Maintaining Welder Qualification

Jeff P. a Welding & Robotic Engineering Mgr. MN asks...

"A Welder is no longer welding but wants to maintain his qualifications “period of effectiveness”. We allow them to weld 4 hours in production to maintain that qualification. Of course they could always retest, yet 4 hours seems like a short time to stay “in the groove”. What say you?"
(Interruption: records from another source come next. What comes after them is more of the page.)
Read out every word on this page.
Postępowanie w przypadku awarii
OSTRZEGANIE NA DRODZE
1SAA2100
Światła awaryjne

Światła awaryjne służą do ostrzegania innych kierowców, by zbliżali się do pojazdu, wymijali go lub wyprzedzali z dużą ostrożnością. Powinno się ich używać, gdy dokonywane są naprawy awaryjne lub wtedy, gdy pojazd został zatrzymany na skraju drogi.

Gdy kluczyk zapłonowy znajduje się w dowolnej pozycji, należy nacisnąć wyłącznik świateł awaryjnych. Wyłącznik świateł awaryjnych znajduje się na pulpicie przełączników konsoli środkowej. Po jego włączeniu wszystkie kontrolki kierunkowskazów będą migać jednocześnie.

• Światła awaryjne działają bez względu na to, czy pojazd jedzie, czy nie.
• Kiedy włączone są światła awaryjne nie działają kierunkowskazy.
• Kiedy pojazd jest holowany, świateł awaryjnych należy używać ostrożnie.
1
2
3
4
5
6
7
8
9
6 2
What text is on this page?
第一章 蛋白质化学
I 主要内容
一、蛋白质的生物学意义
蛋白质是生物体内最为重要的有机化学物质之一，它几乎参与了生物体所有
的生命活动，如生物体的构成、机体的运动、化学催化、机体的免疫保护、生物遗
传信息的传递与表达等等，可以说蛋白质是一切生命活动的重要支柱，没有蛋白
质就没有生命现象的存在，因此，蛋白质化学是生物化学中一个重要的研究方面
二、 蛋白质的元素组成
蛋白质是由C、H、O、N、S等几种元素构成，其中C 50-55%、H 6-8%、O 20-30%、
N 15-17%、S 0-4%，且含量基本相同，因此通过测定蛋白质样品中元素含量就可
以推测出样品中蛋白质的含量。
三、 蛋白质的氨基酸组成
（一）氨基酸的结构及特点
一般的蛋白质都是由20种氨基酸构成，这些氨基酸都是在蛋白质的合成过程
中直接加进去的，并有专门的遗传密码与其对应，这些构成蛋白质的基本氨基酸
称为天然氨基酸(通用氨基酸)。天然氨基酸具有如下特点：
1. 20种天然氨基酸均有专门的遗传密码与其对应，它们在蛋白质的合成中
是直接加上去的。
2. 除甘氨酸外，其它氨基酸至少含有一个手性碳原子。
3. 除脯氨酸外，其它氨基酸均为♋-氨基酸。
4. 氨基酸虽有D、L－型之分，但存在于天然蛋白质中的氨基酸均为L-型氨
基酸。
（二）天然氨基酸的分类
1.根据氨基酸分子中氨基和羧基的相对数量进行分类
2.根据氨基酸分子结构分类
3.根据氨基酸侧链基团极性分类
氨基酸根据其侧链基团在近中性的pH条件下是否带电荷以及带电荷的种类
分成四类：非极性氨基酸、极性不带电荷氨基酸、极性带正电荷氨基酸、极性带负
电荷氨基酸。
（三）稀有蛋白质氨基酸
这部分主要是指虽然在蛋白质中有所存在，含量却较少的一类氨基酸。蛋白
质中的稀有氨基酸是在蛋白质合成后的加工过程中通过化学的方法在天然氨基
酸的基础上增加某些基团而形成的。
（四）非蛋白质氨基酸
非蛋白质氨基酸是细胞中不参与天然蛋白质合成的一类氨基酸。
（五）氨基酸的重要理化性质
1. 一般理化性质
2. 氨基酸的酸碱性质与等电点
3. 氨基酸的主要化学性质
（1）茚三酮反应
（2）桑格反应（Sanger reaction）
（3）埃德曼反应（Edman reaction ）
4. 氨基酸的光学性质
As with any skill, ones ability to perform welding will very person to person. Most Welders can pick up a stinger after a 25-week layoff and start in right where they left off. Others need time to get back “in the groove”.
As a good friend, Jeff knows me as a “literalist” when it comes to code speak. His question made me do a little digging, of which I enjoy and from which I always learn. I reviewed several AWS, ASME and API documents and found one commonality. All required requalification testing when there is reason to question the Welders ability. Beyond that, they varied.
API-1104 makes no mention of a 6-month time frame. ASME Sec IX and AWS D1.1, D1.3, D1.5 and D14.3 all have similar statements; “The Welders qualification shall remain in effect indefinitely unless the Welder has not engaged in the process for a period exceeding 6 months.” None of the codes/standards I reviewed mentioned a “hands-on” minimum number of hours to maintain qualification, nor did their commentaries suggest one.
Imagine in a production environment such as Jeff's, a Welder with 2 years experience decides to mix it up a little and takes a job in the Paint Department. After 6-months can they still be considered a Welder? Possibly. How about after the next 6-months? Then the next? Four years after taking that Painter position this Welder has accumulated only 32 hours of welding experience, 4 hours at a time. Now I’m beginning to develop a reason to question his/her ability.
As welding decision makers we need to pass judgments’ based on code requirements and code intent. I’ve always fell back on, “Is there reason to question the Welders ability?” If there is not, then allow him/her to practice their craft. If there is, re-test them and evaluate their ability to make sound welds.